I took one last giant breath before double-checking everything in my backpack and slipping out of the car. It was time. Lucas was waiting.
Cutting across the block to the sidewalk that bordered Congdon’s grounds, I glanced in the windows of nearby homes. Briskly, I paced to the far end of the block and checked the front gate, making sure no protesters had decided to make a reappearance, but the sidewalk in front of the guardhouse remained empty. I crept along the fence, to the spot where my shoes crunched over a pile of broken glass from the streetlights I’d knocked out last night. Hip hop thumped out an open window of a nearby house, but I didn’t see any movement other than a lone squirrel ducking through the fence’s iron bars. Pulling out a knotted length of rope from the backpack, I swung the looped side over the top of the fence and threaded the other end through, drawing it tight. I scaled easily up to the top and teetered there, carefully gripping the bars between the spikes to ease one foot over, then the other. Once I’d swung my weight over I grabbed the rope again and scaled down the other side, noting how much time it had taken while I tucked the trailing section along the fence. If someone searched the perimeter of the grounds they’d spot it, but to the casual observer it blended into the shadows.

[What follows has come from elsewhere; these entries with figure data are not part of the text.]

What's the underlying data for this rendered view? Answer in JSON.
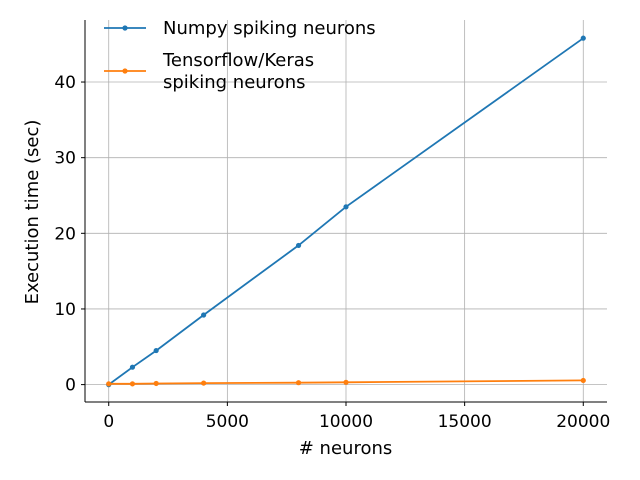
{
  "chart_data": {
    "type": "line",
    "xlabel": "# neurons",
    "ylabel": "Execution time (sec)",
    "xlim": [
      -1000,
      21000
    ],
    "ylim": [
      -2.3,
      48.2
    ],
    "xticks": [
      0,
      5000,
      10000,
      15000,
      20000
    ],
    "yticks": [
      0,
      10,
      20,
      30,
      40
    ],
    "grid": true,
    "legend_position": "top-left",
    "series": [
      {
        "name": "Numpy spiking neurons",
        "color": "#1f77b4",
        "x": [
          0,
          1000,
          2000,
          4000,
          8000,
          10000,
          20000
        ],
        "y": [
          0.0,
          2.3,
          4.5,
          9.2,
          18.4,
          23.5,
          45.8
        ]
      },
      {
        "name": "Tensorflow/Keras\nspiking neurons",
        "color": "#ff7f0e",
        "x": [
          0,
          1000,
          2000,
          4000,
          8000,
          10000,
          20000
        ],
        "y": [
          0.1,
          0.1,
          0.15,
          0.2,
          0.25,
          0.3,
          0.55
        ]
      }
    ]
  }
}
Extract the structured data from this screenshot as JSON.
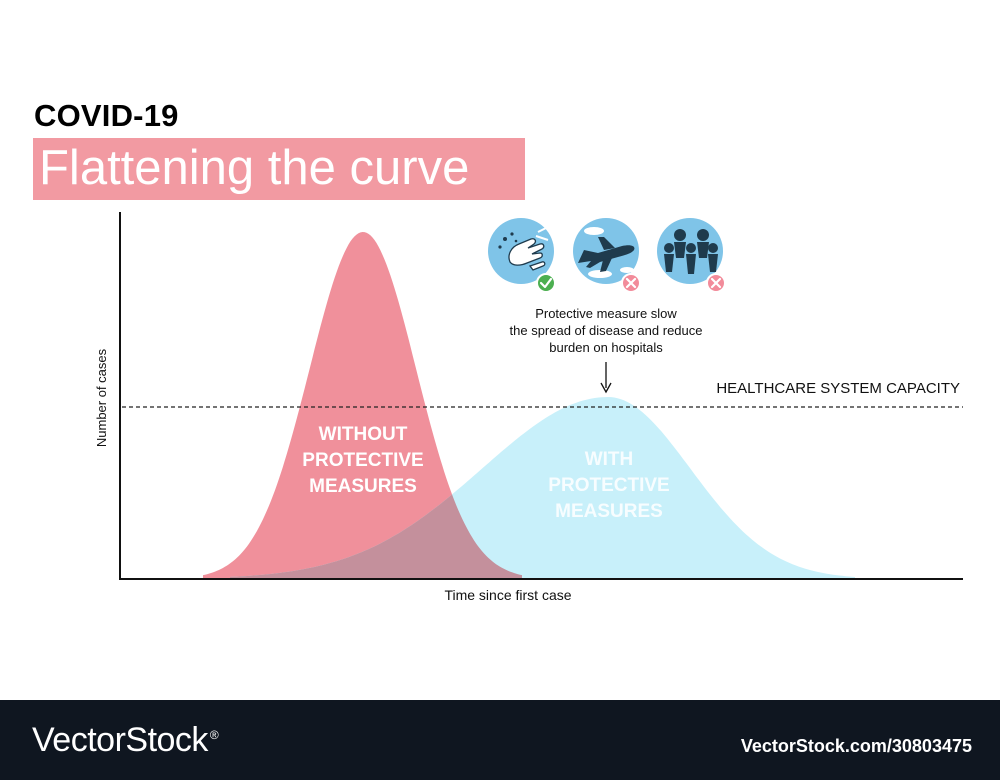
{
  "header": {
    "kicker": "COVID-19",
    "title": "Flattening the curve"
  },
  "colors": {
    "without_curve": "#f0909b",
    "with_curve": "#c8f0fa",
    "overlap": "#c4909c",
    "title_bg": "#f29aa2",
    "icon_circle": "#7fc4e8",
    "icon_dark": "#1f3b4d",
    "check": "#4caf50",
    "cross": "#f28b9a",
    "footer_bg": "#0f1620"
  },
  "diagram": {
    "ylabel": "Number of cases",
    "xlabel": "Time since first case",
    "capacity_label": "HEALTHCARE SYSTEM CAPACITY",
    "without_label": [
      "WITHOUT",
      "PROTECTIVE",
      "MEASURES"
    ],
    "with_label": [
      "WITH",
      "PROTECTIVE",
      "MEASURES"
    ],
    "annotation": [
      "Protective measure slow",
      "the spread of disease and reduce",
      "burden on hospitals"
    ],
    "icons": [
      {
        "name": "hand-washing-icon",
        "status": "allowed"
      },
      {
        "name": "airplane-icon",
        "status": "not-allowed"
      },
      {
        "name": "crowd-icon",
        "status": "not-allowed"
      }
    ]
  },
  "footer": {
    "brand": "VectorStock",
    "reg": "®",
    "id": "VectorStock.com/30803475"
  }
}
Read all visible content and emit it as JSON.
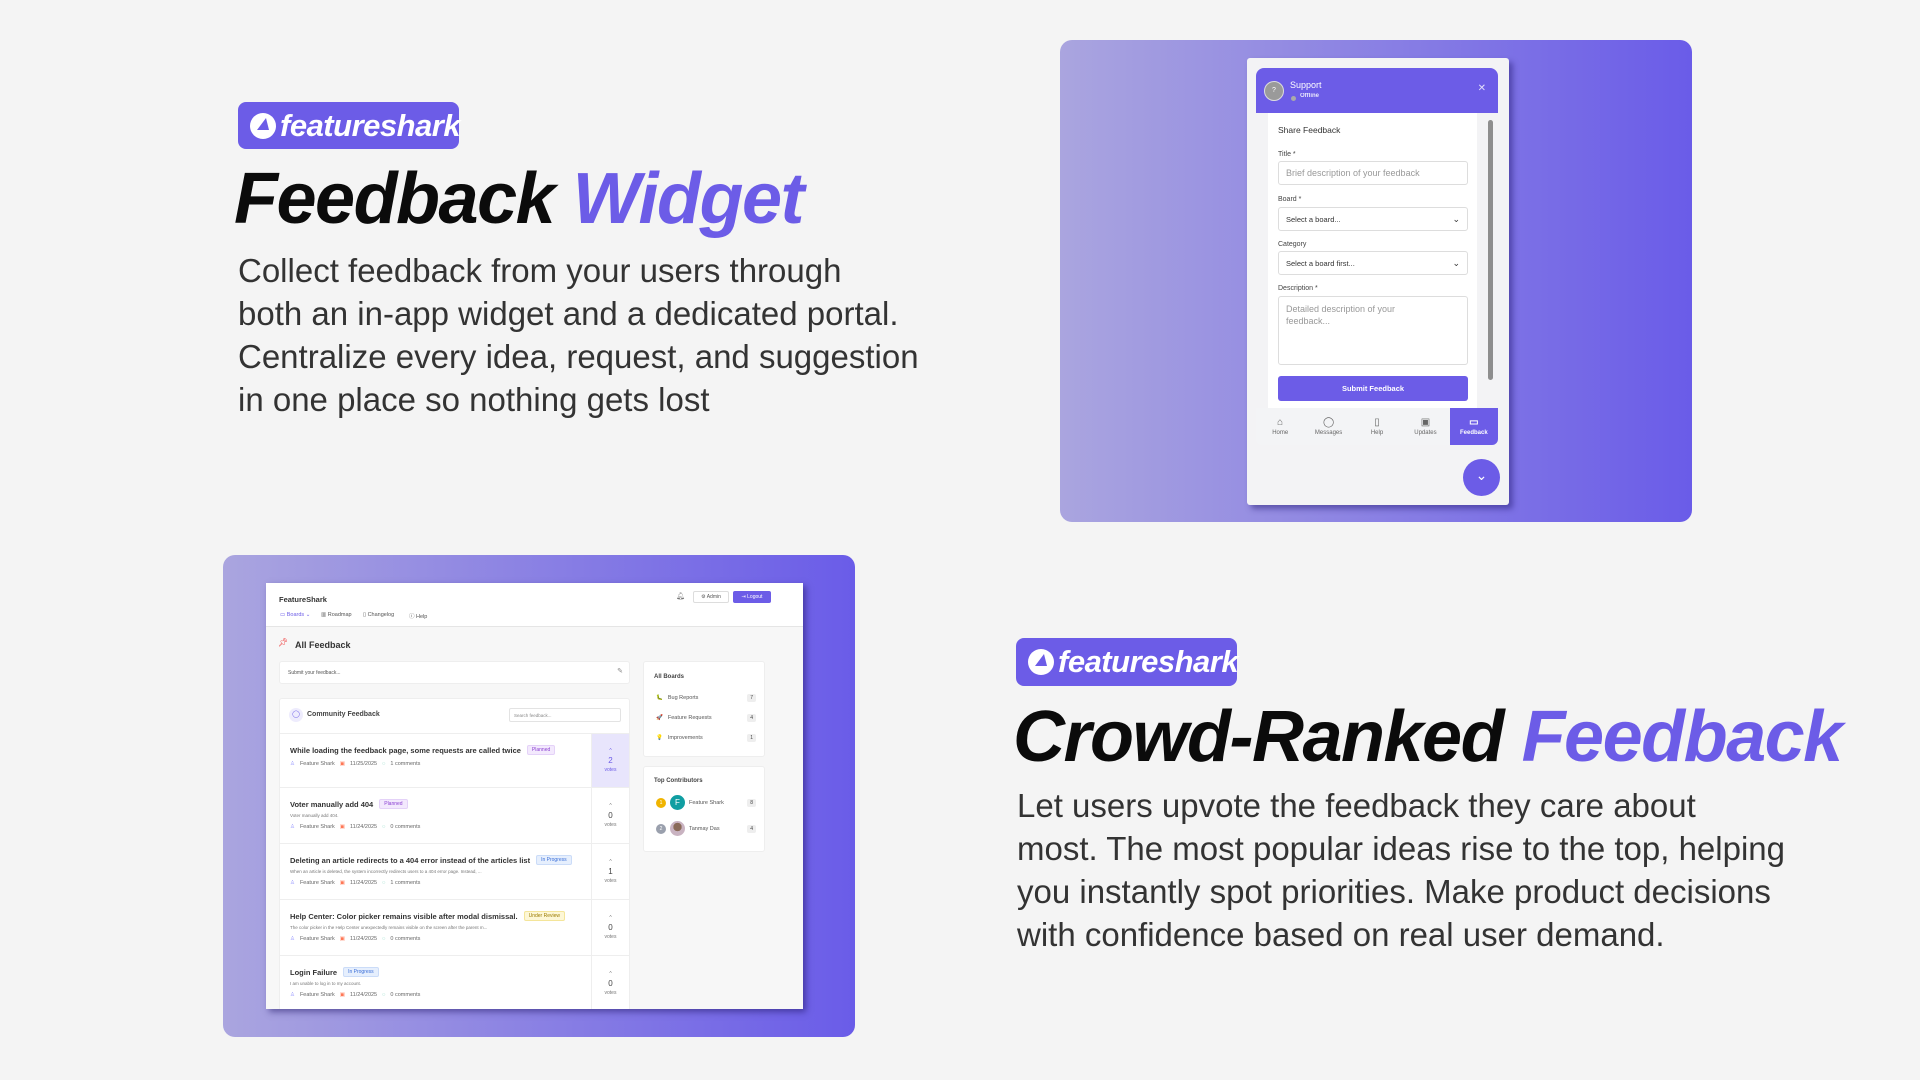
{
  "section1": {
    "brand": "featureshark",
    "title_plain": "Feedback",
    "title_accent": "Widget",
    "lines": [
      "Collect feedback from your users through",
      "both an in-app widget and a dedicated portal.",
      "Centralize every idea, request, and suggestion",
      "in one place so nothing gets lost"
    ]
  },
  "section2": {
    "brand": "featureshark",
    "title_plain": "Crowd-Ranked",
    "title_accent": "Feedback",
    "lines": [
      "Let users upvote the feedback they care about",
      "most. The most popular ideas rise to the top, helping",
      "you instantly spot priorities. Make product decisions",
      "with confidence based on real user demand."
    ]
  },
  "colors": {
    "accent": "#6c5ce7",
    "background": "#f4f4f4"
  },
  "widget": {
    "avatar": "?",
    "name": "Support",
    "status": "Offline",
    "close_icon": "close-icon",
    "heading": "Share Feedback",
    "title_label": "Title *",
    "title_placeholder": "Brief description of your feedback",
    "board_label": "Board *",
    "board_value": "Select a board...",
    "category_label": "Category",
    "category_value": "Select a board first...",
    "description_label": "Description *",
    "description_placeholder": "Detailed description of your feedback...",
    "submit": "Submit Feedback",
    "tabs": [
      {
        "label": "Home",
        "icon": "⌂"
      },
      {
        "label": "Messages",
        "icon": "◯"
      },
      {
        "label": "Help",
        "icon": "▯"
      },
      {
        "label": "Updates",
        "icon": "▣"
      },
      {
        "label": "Feedback",
        "icon": "▭",
        "active": true
      }
    ],
    "fab_icon": "⌄"
  },
  "board": {
    "app_name": "FeatureShark",
    "nav": [
      {
        "label": "Boards ⌄",
        "active": true
      },
      {
        "label": "Roadmap"
      },
      {
        "label": "Changelog"
      },
      {
        "label": "Help"
      }
    ],
    "admin": "Admin",
    "logout": "Logout",
    "page_title": "All Feedback",
    "submit_placeholder": "Submit your feedback...",
    "community_title": "Community Feedback",
    "search_placeholder": "Search feedback...",
    "votes_label": "votes",
    "posts": [
      {
        "title": "While loading the feedback page, some requests are called twice",
        "status": "Planned",
        "desc": "",
        "author": "Feature Shark",
        "date": "11/25/2025",
        "comments": "1 comments",
        "votes": "2"
      },
      {
        "title": "Voter manually add 404",
        "status": "Planned",
        "desc": "Voter manually add 404.",
        "author": "Feature Shark",
        "date": "11/24/2025",
        "comments": "0 comments",
        "votes": "0"
      },
      {
        "title": "Deleting an article redirects to a 404 error instead of the articles list",
        "status": "In Progress",
        "desc": "When an article is deleted, the system incorrectly redirects users to a 404 error page. Instead, ...",
        "author": "Feature Shark",
        "date": "11/24/2025",
        "comments": "1 comments",
        "votes": "1"
      },
      {
        "title": "Help Center: Color picker remains visible after modal dismissal.",
        "status": "Under Review",
        "desc": "The color picker in the Help Center unexpectedly remains visible on the screen after the parent m...",
        "author": "Feature Shark",
        "date": "11/24/2025",
        "comments": "0 comments",
        "votes": "0"
      },
      {
        "title": "Login Failure",
        "status": "In Progress",
        "desc": "I am unable to log in to my account.",
        "author": "Feature Shark",
        "date": "11/24/2025",
        "comments": "0 comments",
        "votes": "0"
      }
    ],
    "all_boards_title": "All Boards",
    "boards": [
      {
        "icon": "🐛",
        "name": "Bug Reports",
        "count": "7"
      },
      {
        "icon": "🚀",
        "name": "Feature Requests",
        "count": "4"
      },
      {
        "icon": "💡",
        "name": "Improvements",
        "count": "1"
      }
    ],
    "contributors_title": "Top Contributors",
    "contributors": [
      {
        "rank": "1",
        "initial": "F",
        "name": "Feature Shark",
        "count": "8"
      },
      {
        "rank": "2",
        "initial": "T",
        "name": "Tanmay Das",
        "count": "4"
      }
    ]
  }
}
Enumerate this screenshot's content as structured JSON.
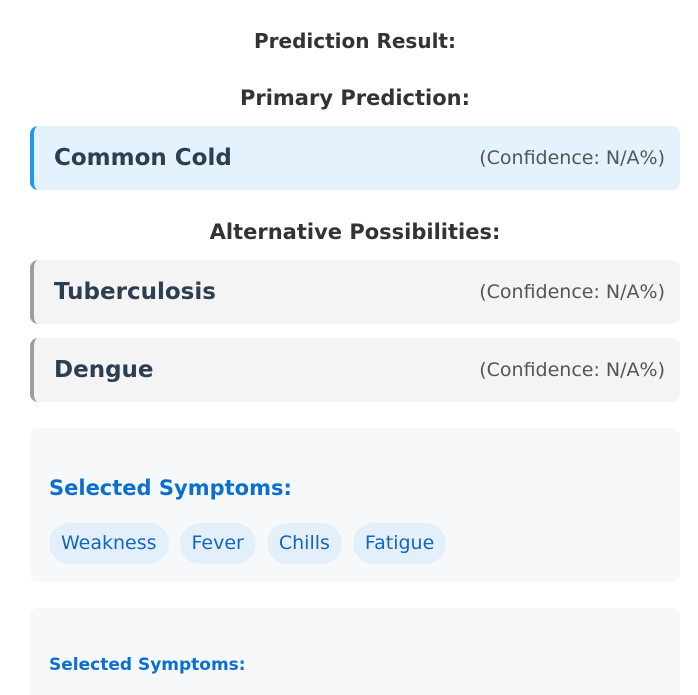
{
  "result": {
    "title": "Prediction Result:",
    "primary_heading": "Primary Prediction:",
    "primary": {
      "name": "Common Cold",
      "confidence": "(Confidence: N/A%)"
    },
    "alternatives_heading": "Alternative Possibilities:",
    "alternatives": [
      {
        "name": "Tuberculosis",
        "confidence": "(Confidence: N/A%)"
      },
      {
        "name": "Dengue",
        "confidence": "(Confidence: N/A%)"
      }
    ]
  },
  "symptoms_panel": {
    "heading": "Selected Symptoms:",
    "chips": [
      "Weakness",
      "Fever",
      "Chills",
      "Fatigue"
    ]
  },
  "symptoms_panel_2": {
    "heading": "Selected Symptoms:"
  },
  "colors": {
    "primary_accent": "#2196f3",
    "primary_bg": "#e3f2fd",
    "alt_accent": "#9e9e9e",
    "alt_bg": "#f4f4f4",
    "symptom_heading": "#0b6fd1",
    "chip_bg": "#e3f0fc",
    "chip_text": "#1565c0"
  }
}
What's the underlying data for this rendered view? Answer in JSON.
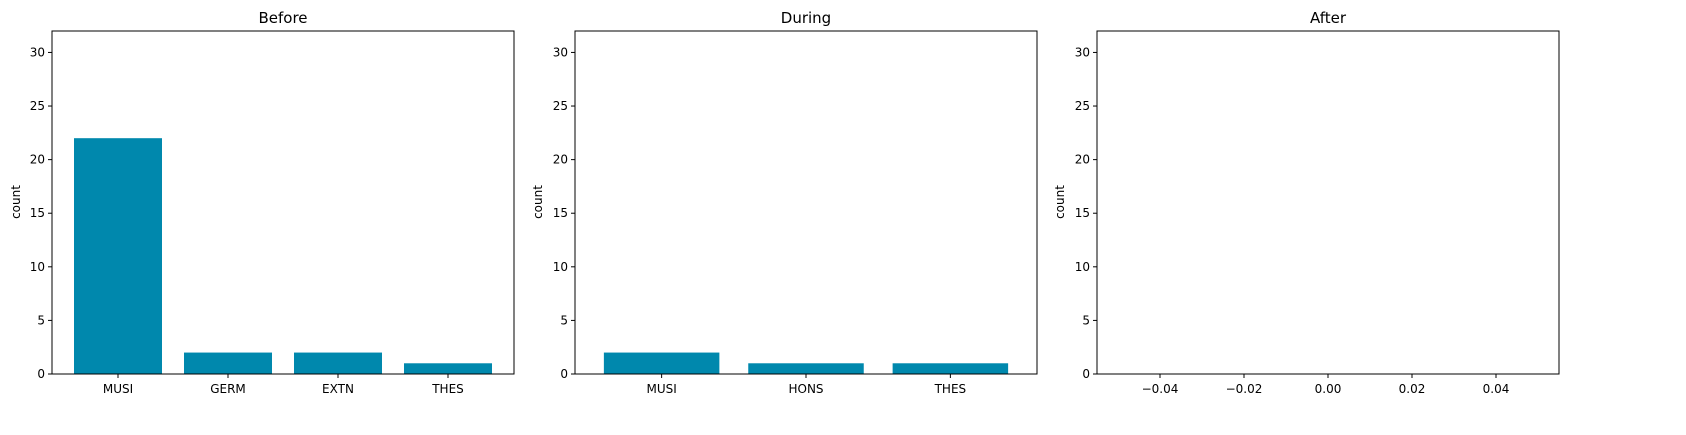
{
  "chart_data": [
    {
      "type": "bar",
      "title": "Before",
      "ylabel": "count",
      "xlabel": "",
      "categories": [
        "MUSI",
        "GERM",
        "EXTN",
        "THES"
      ],
      "values": [
        22,
        2,
        2,
        1
      ],
      "ylim": [
        0,
        32
      ],
      "yticks": [
        0,
        5,
        10,
        15,
        20,
        25,
        30
      ],
      "grid": false,
      "color": "#0088ad"
    },
    {
      "type": "bar",
      "title": "During",
      "ylabel": "count",
      "xlabel": "",
      "categories": [
        "MUSI",
        "HONS",
        "THES"
      ],
      "values": [
        2,
        1,
        1
      ],
      "ylim": [
        0,
        32
      ],
      "yticks": [
        0,
        5,
        10,
        15,
        20,
        25,
        30
      ],
      "grid": false,
      "color": "#0088ad"
    },
    {
      "type": "bar",
      "title": "After",
      "ylabel": "count",
      "xlabel": "",
      "categories": [],
      "values": [],
      "ylim": [
        0,
        32
      ],
      "xlim": [
        -0.055,
        0.055
      ],
      "yticks": [
        0,
        5,
        10,
        15,
        20,
        25,
        30
      ],
      "xticks": [
        "−0.04",
        "−0.02",
        "0.00",
        "0.02",
        "0.04"
      ],
      "xtick_values": [
        -0.04,
        -0.02,
        0.0,
        0.02,
        0.04
      ],
      "grid": false,
      "color": "#0088ad"
    }
  ]
}
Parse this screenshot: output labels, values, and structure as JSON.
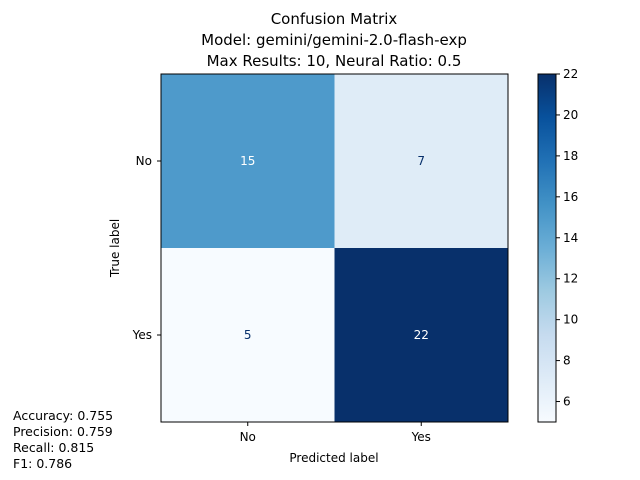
{
  "chart_data": {
    "type": "heatmap",
    "title_lines": [
      "Confusion Matrix",
      "Model: gemini/gemini-2.0-flash-exp",
      "Max Results: 10, Neural Ratio: 0.5"
    ],
    "xlabel": "Predicted label",
    "ylabel": "True label",
    "x_categories": [
      "No",
      "Yes"
    ],
    "y_categories": [
      "No",
      "Yes"
    ],
    "matrix": [
      [
        15,
        7
      ],
      [
        5,
        22
      ]
    ],
    "colormap": "Blues",
    "colorbar": {
      "range": [
        5,
        22
      ],
      "ticks": [
        6,
        8,
        10,
        12,
        14,
        16,
        18,
        20,
        22
      ]
    }
  },
  "metrics": {
    "accuracy": "Accuracy: 0.755",
    "precision": "Precision: 0.759",
    "recall": "Recall: 0.815",
    "f1": "F1: 0.786"
  }
}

I put on a full ski mask and cinched the hood up on my jacket. The gloves, baggy black sweatpants, and shoes had all been purchased at Goodwill, with cash. I crept through the grounds, sticking to the trees, until I had a view of both the isolation ward and the edge of the parking lot. There were no lights in the windows of the isolation rooms and I still didn’t know the night shift’s exact schedule to do their checks, but I did know when the shift changed.
At exactly 11:15, after the transfer of keys and notes, Jason Housley lumbered out to his Trans Am. I crouched under the bows of a pine, clutching Nurse Valerie’s badge, and held my breath. He started the car and floored the engine, then let it idle for what felt like an hour. Jesus, what was he doing in there? I couldn’t see him through the glare of the parking lot lights and started to get nervous. Could he tell something was wrong? He hadn’t hesitated before getting in the car. I edged to the far side of the tree, ready to run.